Actually, the history of the story of the lone wolf, the wanderer with a weapon, who rides into town to play off two warring factions against each other - is quite a story itself. Dashiell Hammett, an American, wrote a novel with an American private eye as the stranger. In 1961, Akira Kurosawa transposed this story to medieval Japan, after the fall of a dynasty, where a Samurai finds himself with no place to go (at the beginning, we see him throw a branch up in the air and walk the direction it falls), and no master to serve. A bodyguard with no-one to protect. In 1964, Sergio Leone transposed the screenplay of Yojimbo (nearly word for word) to the spanish desert, and he brought along a young television actor named Clint Eastwood, and together they revolutionised the western with Fistfull of Dollars, and created an entire genre, the Spaghetti Western, which sported among its attributes a gritty, desolate landscape, and a cynical, postmodern lack-of-values ideology (traditional American westerns had quite plush landscapes and were always black and white (good and evil) in their value system. Despite the massive influence of Fistfull of Dollars, it pales in comparison to both its predecessor Yojimbo, and its sequals, For a Few Dollars More and The Good the Bad and the Ugly. But still, both Yojimbo and Fistful are iconic movies, and very cool movies.
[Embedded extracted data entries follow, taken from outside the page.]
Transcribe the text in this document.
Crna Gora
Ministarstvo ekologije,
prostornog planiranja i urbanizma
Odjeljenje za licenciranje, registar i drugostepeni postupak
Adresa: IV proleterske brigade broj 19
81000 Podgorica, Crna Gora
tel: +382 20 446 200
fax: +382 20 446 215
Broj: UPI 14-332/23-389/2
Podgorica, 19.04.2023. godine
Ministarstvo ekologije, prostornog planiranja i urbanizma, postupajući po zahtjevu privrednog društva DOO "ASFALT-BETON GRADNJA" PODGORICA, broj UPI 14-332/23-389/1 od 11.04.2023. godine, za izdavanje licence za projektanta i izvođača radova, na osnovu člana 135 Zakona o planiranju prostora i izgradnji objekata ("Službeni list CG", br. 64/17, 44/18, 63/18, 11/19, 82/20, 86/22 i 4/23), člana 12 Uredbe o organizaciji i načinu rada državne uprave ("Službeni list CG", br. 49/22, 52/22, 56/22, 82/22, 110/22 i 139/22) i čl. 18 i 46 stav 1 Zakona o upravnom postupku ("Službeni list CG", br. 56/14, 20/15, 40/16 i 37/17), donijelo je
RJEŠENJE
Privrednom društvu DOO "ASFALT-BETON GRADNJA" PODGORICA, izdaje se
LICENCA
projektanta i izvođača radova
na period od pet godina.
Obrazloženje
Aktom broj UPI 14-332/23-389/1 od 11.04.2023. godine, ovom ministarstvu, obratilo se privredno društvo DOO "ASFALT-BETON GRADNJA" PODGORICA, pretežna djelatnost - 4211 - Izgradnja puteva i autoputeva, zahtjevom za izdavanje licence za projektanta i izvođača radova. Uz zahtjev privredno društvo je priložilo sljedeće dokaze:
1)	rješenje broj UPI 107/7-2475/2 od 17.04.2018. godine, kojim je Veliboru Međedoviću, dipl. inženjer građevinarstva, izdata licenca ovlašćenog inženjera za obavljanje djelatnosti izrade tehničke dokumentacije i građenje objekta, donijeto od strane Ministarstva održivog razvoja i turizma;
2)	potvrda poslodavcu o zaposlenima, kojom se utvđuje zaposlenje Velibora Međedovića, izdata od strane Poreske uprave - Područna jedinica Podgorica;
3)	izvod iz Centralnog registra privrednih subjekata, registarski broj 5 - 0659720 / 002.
With good music, a great anti-hero, a fun script, and a visually spectacular canvas of an image, painted by the eye of an artist (it is said that Kurosawa storyboarded his movies in full-scale paintings), Yojimbo is one of the amusing movies ever made.
rubystevens
rubystevens

Super Reviewer

March 23, 2008
yes it's better than a fistful of dollars :D i just wish i'd seen it first! love the soundtrack too. kurosawa successfully sued leone for 15% of the worldwide gross and made more from the lawsuit than he did on this film apparently
cosmo313
cosmo313

Super Reviewer

June 19, 2006
Stellar performances, thrilling music, strong direction, and good swordplay are just a few of the many highlights of this highly entertaining, influential, and classic samurai film.
DragonEyeMorrison
DragonEyeMorrison

Super Reviewer

January 31, 2007
Mifune defines the lone wolf anti-hero in this undisputed classic from the master Kurosawa. Ran and Seven Samurais might be the deep and complex flicks, but every time i want some good fun i come back to this one.
Saskia D

Super Reviewer

July 31, 2007
One of the best Kurosawa movies. Mifune is his brilliant grumpy self :) haha
garyX
garyX

Super Reviewer

October 20, 2006
Toshiro Mifune plays a wandering samurai who chances upon a small town in which two rival gangs are squabbling for control and decides to manipulate them into killing each other off. Possibly the greatest director in cinema collaborating once more with one of the greatest actors on a script filled with nuance and timeless photography. Mifune's performance is filled with subtlety and charisma as his initial disdain of these big fish in a small pond turns to brutal retribution after his suffering a vicious beating at their hands when he makes the mistake of becoming personally involved. Kurosawa's sense of period and atmosphere is second to none, and his trademark use of composition is breathtaking. Often copied, never bettered.